From what I understand, this is likely a headless DOM emulator (HappyDOM), used for scraping or automated testing.
Here’s what I’ve tried so far:
Created a Firewall rule that matches the User-Agent containing “HappyDOM” and set it to Deny – but I kept seeing new requests marked as Allowed.
Tried again with a different rule using a partial User-Agent match and Deny – no effect.
Most recently, I added a rule using JA4 Digest, matching the fingerprint of these requests and also set it to Deny – but I’m still seeing requests from the same User-Agent in my logs, with status “Allowed”.
So far, nothing seems to stop these requests from going through.
My questions:
Is there a reason why these requests still appear as Allowed even after being matched by Deny rules?
How can I ensure that these requests are fully denied and do not hit my site at all?
For context, my site is a mostly static Next.js project using SSG (static site generation). The only dynamic part is a single API route that handles search queries. I’m hosting it on Vercel (Hobby plan) with a custom domain. The site hasn’t been submitted to Google or any search engines, so I wasn’t expecting any crawler or bot activity at this stage. That’s why these repeated HappyDOM requests are concerning.

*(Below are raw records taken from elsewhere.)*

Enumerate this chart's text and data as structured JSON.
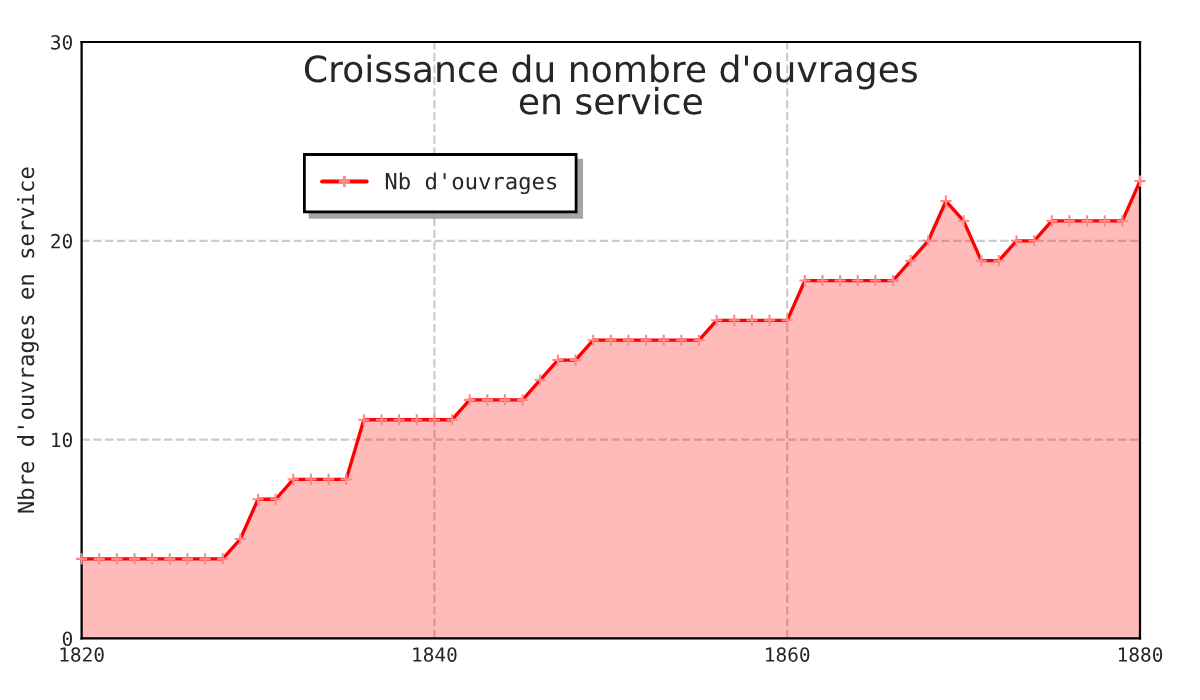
{
  "chart_data": {
    "type": "area",
    "title": "Croissance du nombre d'ouvrages\nen service",
    "ylabel": "Nbre d'ouvrages en service",
    "x": [
      1820,
      1821,
      1822,
      1823,
      1824,
      1825,
      1826,
      1827,
      1828,
      1829,
      1830,
      1831,
      1832,
      1833,
      1834,
      1835,
      1836,
      1837,
      1838,
      1839,
      1840,
      1841,
      1842,
      1843,
      1844,
      1845,
      1846,
      1847,
      1848,
      1849,
      1850,
      1851,
      1852,
      1853,
      1854,
      1855,
      1856,
      1857,
      1858,
      1859,
      1860,
      1861,
      1862,
      1863,
      1864,
      1865,
      1866,
      1867,
      1868,
      1869,
      1870,
      1871,
      1872,
      1873,
      1874,
      1875,
      1876,
      1877,
      1878,
      1879,
      1880
    ],
    "series": [
      {
        "name": "Nb d'ouvrages",
        "color": "#ff0000",
        "values": [
          4,
          4,
          4,
          4,
          4,
          4,
          4,
          4,
          4,
          5,
          7,
          7,
          8,
          8,
          8,
          8,
          11,
          11,
          11,
          11,
          11,
          11,
          12,
          12,
          12,
          12,
          13,
          14,
          14,
          15,
          15,
          15,
          15,
          15,
          15,
          15,
          16,
          16,
          16,
          16,
          16,
          18,
          18,
          18,
          18,
          18,
          18,
          19,
          20,
          22,
          21,
          19,
          19,
          20,
          20,
          21,
          21,
          21,
          21,
          21,
          23
        ]
      }
    ],
    "xlim": [
      1820,
      1880
    ],
    "xticks": [
      1820,
      1840,
      1860,
      1880
    ],
    "ylim": [
      0,
      30
    ],
    "yticks": [
      0,
      10,
      20,
      30
    ],
    "grid": true,
    "legend": "top left",
    "marker": "cross",
    "line_style": "solid"
  }
}
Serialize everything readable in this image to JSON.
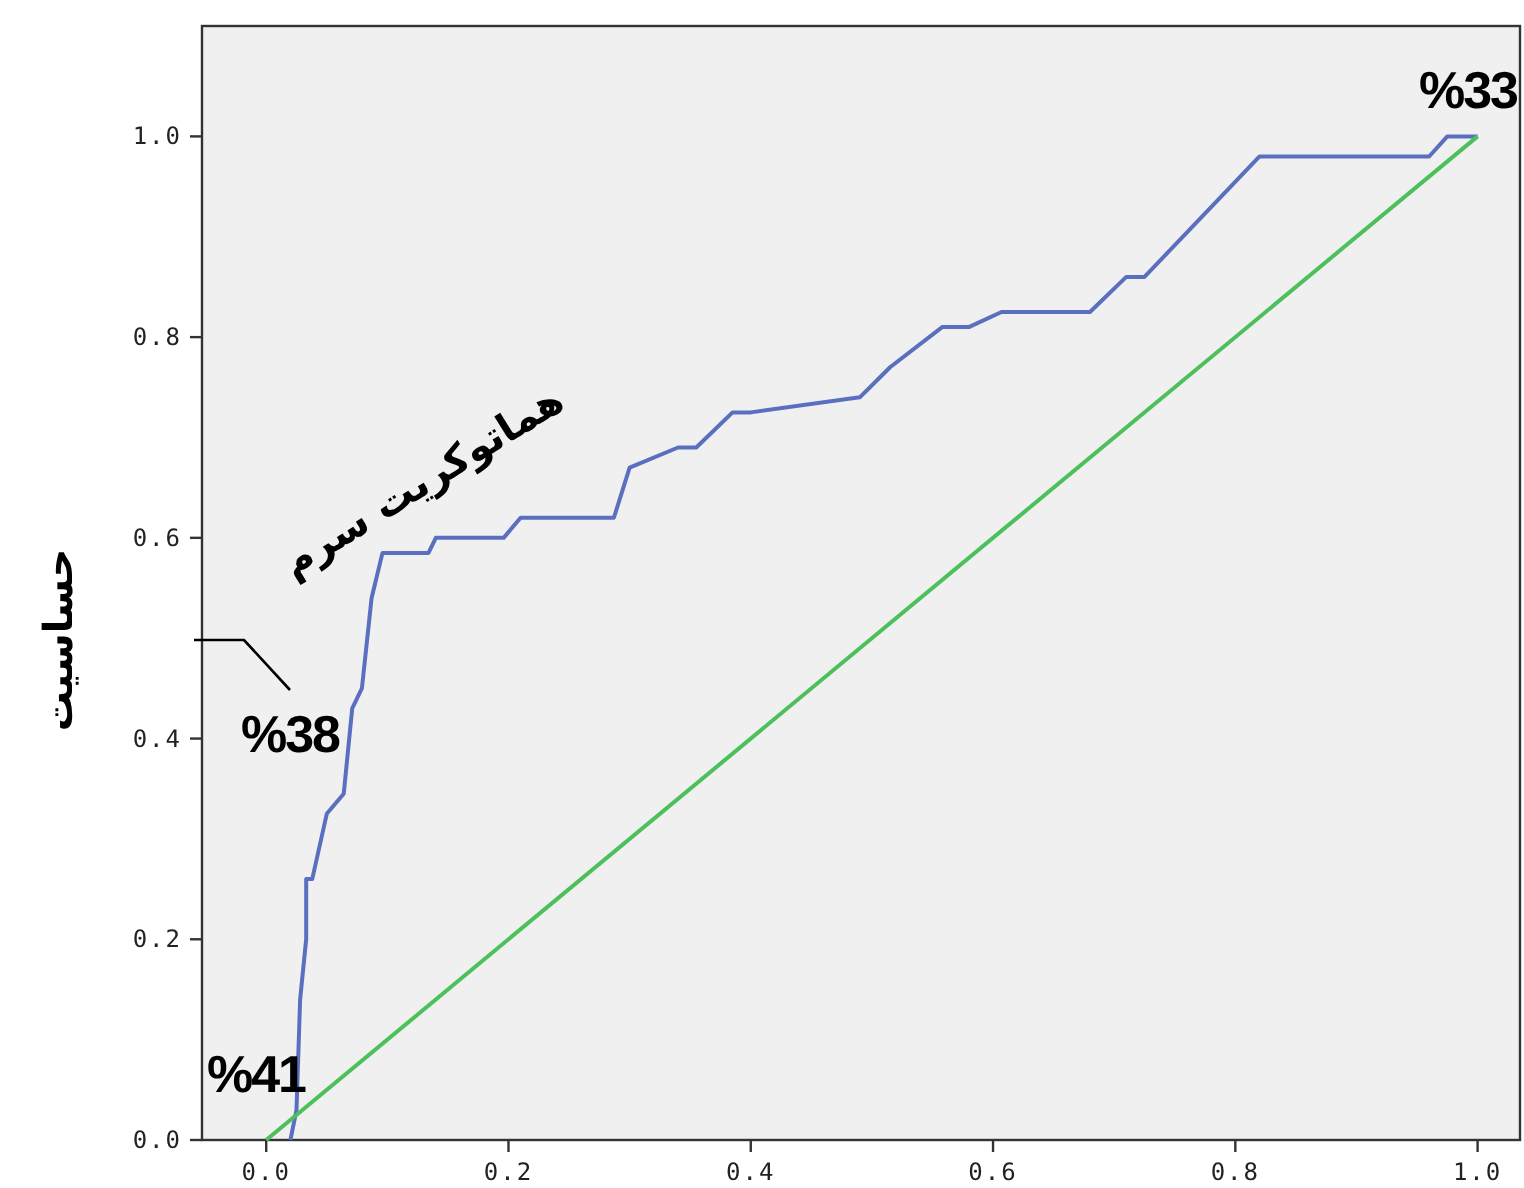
{
  "chart_data": {
    "type": "line",
    "ylabel": "حساسیت",
    "xlim": [
      -0.053,
      1.035
    ],
    "ylim": [
      0,
      1.11
    ],
    "xticks": [
      {
        "value": 0,
        "label": "0.0"
      },
      {
        "value": 0.2,
        "label": "0.2"
      },
      {
        "value": 0.4,
        "label": "0.4"
      },
      {
        "value": 0.6,
        "label": "0.6"
      },
      {
        "value": 0.8,
        "label": "0.8"
      },
      {
        "value": 1,
        "label": "1.0"
      }
    ],
    "yticks": [
      {
        "value": 0,
        "label": "0.0"
      },
      {
        "value": 0.2,
        "label": "0.2"
      },
      {
        "value": 0.4,
        "label": "0.4"
      },
      {
        "value": 0.6,
        "label": "0.6"
      },
      {
        "value": 0.8,
        "label": "0.8"
      },
      {
        "value": 1,
        "label": "1.0"
      }
    ],
    "marker": "none",
    "line_style": "solid",
    "series": [
      {
        "name": "هماتوکریت سرم",
        "color": "#5b6fc0",
        "x": [
          0.02,
          0.025,
          0.028,
          0.033,
          0.033,
          0.038,
          0.05,
          0.064,
          0.071,
          0.079,
          0.087,
          0.096,
          0.134,
          0.14,
          0.196,
          0.21,
          0.287,
          0.3,
          0.34,
          0.355,
          0.385,
          0.4,
          0.49,
          0.515,
          0.558,
          0.58,
          0.607,
          0.68,
          0.71,
          0.725,
          0.82,
          0.96,
          0.975,
          1.0
        ],
        "values": [
          0,
          0.03,
          0.14,
          0.2,
          0.26,
          0.26,
          0.325,
          0.345,
          0.43,
          0.45,
          0.54,
          0.585,
          0.585,
          0.6,
          0.6,
          0.62,
          0.62,
          0.67,
          0.69,
          0.69,
          0.725,
          0.725,
          0.74,
          0.77,
          0.81,
          0.81,
          0.825,
          0.825,
          0.86,
          0.86,
          0.98,
          0.98,
          1.0,
          1.0
        ]
      },
      {
        "color": "#4cc05a",
        "x": [
          0,
          1
        ],
        "values": [
          0,
          1
        ]
      }
    ],
    "annotations": [
      "%41",
      "%38",
      "%33"
    ]
  }
}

Mozilla/5.0 (X11; Linux x64) AppleWebKit/537.36 (KHTML, like Gecko) HappyDOM/0.0.0 is an User-Agent not JA4 digest, so you need to set the Rule accordingly
I had a JA4 Digest rule earlier but removed it after your clarification.
I haven’t re-added the User-Agent rule yet, because when I previously tried blocking by HappyDOM in the User-Agent string, the requests were still marked as Allowed.